欲しい本を見付けるなりアイチはさっきまでの恐怖が消え、今は本を見るのに夢中になっていた。

「これ確か、借りてもいいんだよね?あんまり多いと大変だから今日は三冊くらいで…」

三冊本を持ち上げた時、ふとアイチの目に止まる本を見つけた。そこの本だけ奥にあり覗いてみると色は霞み、何の本なのかわからない。

「一体何の本だろう…」

手を伸ばしゆっくりと色の霞んだ本を取った。古びており、かなり前のものだと思われる。埃を被っておりアイチが掃うと表紙には、

“悪夢の逸話”

と、タイトルらしきものが書かれていた。ぱらぱらと中を開くとどうやらそれは日記帳のようで裏返しにすると下の隅には小さく“1942.先導の選ばれし者へ”と書かれていた。

「これって…?もしかして…僕のおじいちゃんかおばあちゃんも70年前にこの島に…?」

借りようと思った本を持つのを忘れ、アイチは日記帳だけを手に長い螺旋階段を下りてゆく。もしかしたら、この島の何かわかるかもしれないと思ったのだ。先程スイコに案内された部屋に鍵を開け入る。どうやら皆隣の部屋らしくアイチは安心した。

「読んでもいいよね?」

一人で頷き、息を吸い込み日記帳を開いた。紙はヨレヨレになり色も黄色っぽい。そして書かれた文字を読んだ。


1942.日付がわからない。
今日初めて書く日記だ。この日記にはこの島に来て、一体何があったのか、謎か呪いか、そんな未知に溢れる島について淡々と書いて行こうと思う。
まず初めに自分達は騙された。一体誰が何の目的で考えたのか知らないが、船は転覆し、気が付けば自分達はこの呪われた島にいた。

前書きは置いておくとする。とにかく今、この現状を早く理解して欲しい。
最初の謎はこの館…悪魔の住む館だ。詳しくは言えないが悪魔には絶対に「七幸」を願うな。悪魔に幸せを願うな。これは絶対だ。さもなくば悪魔に幸せを与えられる。
辛く酷い幸せだ。悪魔を殺せ。いいか先に悪魔に殺される前に殺すんだ。悪魔は人間の形をしている。気をつけて、死にたくなかったら……殺すんだ。
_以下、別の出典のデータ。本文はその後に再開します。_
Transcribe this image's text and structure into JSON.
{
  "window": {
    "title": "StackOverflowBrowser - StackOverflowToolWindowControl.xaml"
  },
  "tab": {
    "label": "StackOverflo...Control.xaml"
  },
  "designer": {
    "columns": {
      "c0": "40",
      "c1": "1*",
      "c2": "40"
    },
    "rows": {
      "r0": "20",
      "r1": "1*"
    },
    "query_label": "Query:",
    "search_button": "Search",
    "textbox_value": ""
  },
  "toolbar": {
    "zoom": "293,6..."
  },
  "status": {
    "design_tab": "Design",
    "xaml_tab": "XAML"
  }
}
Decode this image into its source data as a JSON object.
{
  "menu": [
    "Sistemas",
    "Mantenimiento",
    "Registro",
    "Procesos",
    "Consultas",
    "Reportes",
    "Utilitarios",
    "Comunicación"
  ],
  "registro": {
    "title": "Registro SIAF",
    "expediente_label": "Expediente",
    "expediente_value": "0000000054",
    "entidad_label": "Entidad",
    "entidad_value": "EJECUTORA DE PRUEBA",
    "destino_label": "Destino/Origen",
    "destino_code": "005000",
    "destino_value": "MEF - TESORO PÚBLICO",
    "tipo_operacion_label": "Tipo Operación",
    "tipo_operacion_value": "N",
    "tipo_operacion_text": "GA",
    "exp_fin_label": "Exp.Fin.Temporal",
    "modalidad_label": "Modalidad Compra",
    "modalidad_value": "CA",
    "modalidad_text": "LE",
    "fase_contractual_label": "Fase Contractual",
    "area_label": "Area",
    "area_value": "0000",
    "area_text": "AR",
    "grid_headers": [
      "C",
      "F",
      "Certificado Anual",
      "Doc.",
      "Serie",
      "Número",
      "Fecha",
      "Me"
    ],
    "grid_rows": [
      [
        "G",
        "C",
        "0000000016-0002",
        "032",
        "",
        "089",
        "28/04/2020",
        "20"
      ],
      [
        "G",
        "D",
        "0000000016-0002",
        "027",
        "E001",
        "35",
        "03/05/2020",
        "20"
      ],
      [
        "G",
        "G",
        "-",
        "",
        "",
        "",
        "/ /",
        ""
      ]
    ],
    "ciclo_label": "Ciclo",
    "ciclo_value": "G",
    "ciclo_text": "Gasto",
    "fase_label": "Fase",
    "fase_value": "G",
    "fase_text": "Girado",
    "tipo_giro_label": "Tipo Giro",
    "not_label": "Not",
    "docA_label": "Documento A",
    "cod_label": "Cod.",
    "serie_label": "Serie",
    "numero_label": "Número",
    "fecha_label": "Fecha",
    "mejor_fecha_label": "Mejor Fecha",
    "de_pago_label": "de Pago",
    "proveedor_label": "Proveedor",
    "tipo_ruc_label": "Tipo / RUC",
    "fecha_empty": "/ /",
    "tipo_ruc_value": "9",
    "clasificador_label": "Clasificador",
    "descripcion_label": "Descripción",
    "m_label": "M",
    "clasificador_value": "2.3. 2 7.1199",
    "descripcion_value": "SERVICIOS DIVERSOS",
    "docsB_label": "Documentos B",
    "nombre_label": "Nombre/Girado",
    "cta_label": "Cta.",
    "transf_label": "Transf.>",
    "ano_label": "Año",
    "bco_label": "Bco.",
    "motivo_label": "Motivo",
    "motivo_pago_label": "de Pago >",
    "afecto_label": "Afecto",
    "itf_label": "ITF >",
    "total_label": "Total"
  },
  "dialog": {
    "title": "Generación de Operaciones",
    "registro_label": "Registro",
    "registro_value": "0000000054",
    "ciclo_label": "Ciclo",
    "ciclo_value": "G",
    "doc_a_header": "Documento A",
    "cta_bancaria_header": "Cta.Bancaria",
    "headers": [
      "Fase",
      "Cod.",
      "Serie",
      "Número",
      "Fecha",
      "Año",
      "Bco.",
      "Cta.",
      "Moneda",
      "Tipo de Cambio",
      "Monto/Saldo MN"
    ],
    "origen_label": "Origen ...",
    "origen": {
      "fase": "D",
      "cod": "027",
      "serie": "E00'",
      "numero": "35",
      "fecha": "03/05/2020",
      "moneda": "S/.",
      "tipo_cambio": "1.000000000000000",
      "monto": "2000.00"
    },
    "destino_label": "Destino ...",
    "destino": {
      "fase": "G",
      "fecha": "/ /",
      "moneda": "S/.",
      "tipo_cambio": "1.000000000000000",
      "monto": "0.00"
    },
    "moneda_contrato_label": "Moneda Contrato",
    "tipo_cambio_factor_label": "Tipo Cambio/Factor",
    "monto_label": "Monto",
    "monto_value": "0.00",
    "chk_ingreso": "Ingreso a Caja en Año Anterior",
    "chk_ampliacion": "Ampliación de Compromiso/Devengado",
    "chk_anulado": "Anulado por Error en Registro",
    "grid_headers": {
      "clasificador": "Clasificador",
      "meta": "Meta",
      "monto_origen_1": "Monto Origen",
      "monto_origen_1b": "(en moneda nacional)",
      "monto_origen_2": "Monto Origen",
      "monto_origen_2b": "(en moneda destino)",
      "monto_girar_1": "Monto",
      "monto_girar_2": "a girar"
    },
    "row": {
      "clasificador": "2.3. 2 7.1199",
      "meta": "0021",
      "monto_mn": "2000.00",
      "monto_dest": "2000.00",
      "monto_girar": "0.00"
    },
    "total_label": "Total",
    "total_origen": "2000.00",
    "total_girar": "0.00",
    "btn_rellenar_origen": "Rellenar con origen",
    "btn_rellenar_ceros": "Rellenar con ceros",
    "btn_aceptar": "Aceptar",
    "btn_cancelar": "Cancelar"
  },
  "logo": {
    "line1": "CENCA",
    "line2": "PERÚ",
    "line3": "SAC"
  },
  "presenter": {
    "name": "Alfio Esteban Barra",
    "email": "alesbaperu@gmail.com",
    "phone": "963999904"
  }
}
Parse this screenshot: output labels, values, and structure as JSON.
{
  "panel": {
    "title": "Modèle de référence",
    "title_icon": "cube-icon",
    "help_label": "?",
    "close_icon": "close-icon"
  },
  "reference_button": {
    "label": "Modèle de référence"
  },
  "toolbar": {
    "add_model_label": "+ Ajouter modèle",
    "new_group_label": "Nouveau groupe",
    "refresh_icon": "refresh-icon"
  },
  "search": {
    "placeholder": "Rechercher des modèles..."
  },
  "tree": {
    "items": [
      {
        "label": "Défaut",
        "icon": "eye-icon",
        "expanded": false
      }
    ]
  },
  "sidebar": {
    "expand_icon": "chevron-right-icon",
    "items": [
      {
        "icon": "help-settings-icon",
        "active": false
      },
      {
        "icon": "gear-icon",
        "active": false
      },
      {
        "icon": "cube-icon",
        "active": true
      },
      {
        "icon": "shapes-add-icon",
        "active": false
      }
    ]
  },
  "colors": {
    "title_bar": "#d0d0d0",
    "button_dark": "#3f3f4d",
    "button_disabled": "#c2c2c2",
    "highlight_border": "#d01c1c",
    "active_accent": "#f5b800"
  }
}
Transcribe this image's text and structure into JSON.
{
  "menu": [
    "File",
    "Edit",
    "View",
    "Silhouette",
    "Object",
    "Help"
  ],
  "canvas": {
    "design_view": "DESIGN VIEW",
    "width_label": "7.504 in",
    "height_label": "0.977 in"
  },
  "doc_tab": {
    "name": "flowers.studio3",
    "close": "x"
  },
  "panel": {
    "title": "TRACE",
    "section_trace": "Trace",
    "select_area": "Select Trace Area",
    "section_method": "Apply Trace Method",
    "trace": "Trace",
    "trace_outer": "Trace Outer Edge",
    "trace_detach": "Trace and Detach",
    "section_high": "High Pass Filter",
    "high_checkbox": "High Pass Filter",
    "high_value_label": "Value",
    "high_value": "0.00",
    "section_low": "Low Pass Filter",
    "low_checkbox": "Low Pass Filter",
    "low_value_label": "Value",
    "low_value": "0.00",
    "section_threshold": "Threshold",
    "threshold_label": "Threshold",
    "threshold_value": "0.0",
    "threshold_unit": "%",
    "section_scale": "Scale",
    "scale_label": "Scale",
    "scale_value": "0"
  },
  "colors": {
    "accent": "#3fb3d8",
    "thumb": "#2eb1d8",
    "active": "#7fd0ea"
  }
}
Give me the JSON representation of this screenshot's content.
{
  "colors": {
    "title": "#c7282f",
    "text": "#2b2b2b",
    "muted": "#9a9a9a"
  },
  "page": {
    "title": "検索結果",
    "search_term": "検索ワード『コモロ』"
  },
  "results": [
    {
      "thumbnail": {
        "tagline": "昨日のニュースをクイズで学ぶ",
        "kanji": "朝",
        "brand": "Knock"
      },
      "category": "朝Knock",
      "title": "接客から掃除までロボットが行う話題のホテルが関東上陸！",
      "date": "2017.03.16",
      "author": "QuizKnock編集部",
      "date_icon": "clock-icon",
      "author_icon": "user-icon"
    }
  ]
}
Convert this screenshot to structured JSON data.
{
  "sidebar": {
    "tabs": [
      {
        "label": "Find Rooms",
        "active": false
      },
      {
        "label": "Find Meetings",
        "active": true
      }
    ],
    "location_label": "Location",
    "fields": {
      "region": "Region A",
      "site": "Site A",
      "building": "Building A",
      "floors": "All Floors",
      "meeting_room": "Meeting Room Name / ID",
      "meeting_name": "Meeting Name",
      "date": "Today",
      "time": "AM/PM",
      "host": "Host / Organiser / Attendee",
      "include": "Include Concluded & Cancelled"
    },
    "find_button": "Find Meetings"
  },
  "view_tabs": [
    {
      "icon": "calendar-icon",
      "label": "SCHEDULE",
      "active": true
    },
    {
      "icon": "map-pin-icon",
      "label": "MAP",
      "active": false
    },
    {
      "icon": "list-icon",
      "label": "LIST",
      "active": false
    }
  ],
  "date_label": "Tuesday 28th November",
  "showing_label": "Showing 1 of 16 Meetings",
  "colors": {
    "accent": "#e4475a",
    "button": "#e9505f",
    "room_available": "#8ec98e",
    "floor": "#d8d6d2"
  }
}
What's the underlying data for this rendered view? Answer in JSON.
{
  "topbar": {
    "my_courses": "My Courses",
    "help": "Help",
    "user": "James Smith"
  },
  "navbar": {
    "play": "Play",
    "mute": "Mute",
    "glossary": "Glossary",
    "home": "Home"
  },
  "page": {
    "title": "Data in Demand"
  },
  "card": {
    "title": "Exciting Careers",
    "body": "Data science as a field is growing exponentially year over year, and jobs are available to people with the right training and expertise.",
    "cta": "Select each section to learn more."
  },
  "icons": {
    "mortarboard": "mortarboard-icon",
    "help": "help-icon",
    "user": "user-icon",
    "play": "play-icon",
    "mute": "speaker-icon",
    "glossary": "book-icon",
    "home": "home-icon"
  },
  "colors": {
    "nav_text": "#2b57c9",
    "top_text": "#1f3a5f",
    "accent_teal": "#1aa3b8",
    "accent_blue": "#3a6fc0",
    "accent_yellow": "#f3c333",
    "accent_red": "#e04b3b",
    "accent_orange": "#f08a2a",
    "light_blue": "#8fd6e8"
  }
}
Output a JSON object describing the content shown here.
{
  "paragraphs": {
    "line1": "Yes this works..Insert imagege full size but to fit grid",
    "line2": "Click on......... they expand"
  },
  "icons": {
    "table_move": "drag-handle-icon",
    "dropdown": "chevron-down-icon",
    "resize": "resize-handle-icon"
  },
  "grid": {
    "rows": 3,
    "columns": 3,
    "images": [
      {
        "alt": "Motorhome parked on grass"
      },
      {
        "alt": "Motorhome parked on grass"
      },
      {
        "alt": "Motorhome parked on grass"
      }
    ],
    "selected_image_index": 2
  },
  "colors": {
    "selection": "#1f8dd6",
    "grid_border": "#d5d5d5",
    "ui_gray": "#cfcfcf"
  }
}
どうやらこの日記にはこの島の事、館のことについて書いてあるようだった。アイチは知らずの内に冷や汗をかき、震えていた。まるで心臓をわしづかみにされたような感覚だった。

「僕は……生き残れるのかな……」

ゆっくりと瞼を閉じた時、脳裏に映像が焼き付いた。それはこの館のようで、そして誰かわからないが何かから逃げるように走っているようで――。
『幸せをあげる』と声が聞こえたと同時に叫び声が聞こえた。顔は暗くてよく見えないが、先程まで走っていた人物は床に倒れ込んでしまう。
暗くてよく見えないはずが、はっきりと鮮明に“赤”が写った。バケツいっぱいにぶちまけたようで……。
そう。そこには、右脚、左脚、腹部、右腕、左腕、右目、背中、をナイフで刺されていた。右目はナイフでえぐり取られ顔半分は真っ赤に染まっていた。腹部に至ってはナイフが見る限りでは10本は突き刺さっていた。そしてえぐり取られた右目に更に誰かがナイフを刺し高らかに笑い声を上げていなくなった。

「っわぁああぁあ!!!」

部屋の中央にあったガラスのテーブルから伏せていた頭をあげアイチは叫び声をあげて起きた。冷や汗を物凄くかいておりそして吐き気がした。呼吸もうまく出来ない。思わずトイレに駆け込んだ。

「な、に今の…!?」

ゆっくりと振り返り、テーブルの上に置いてあった日記帳を見た。アイチは息を呑み込み強張りながら口を動かした。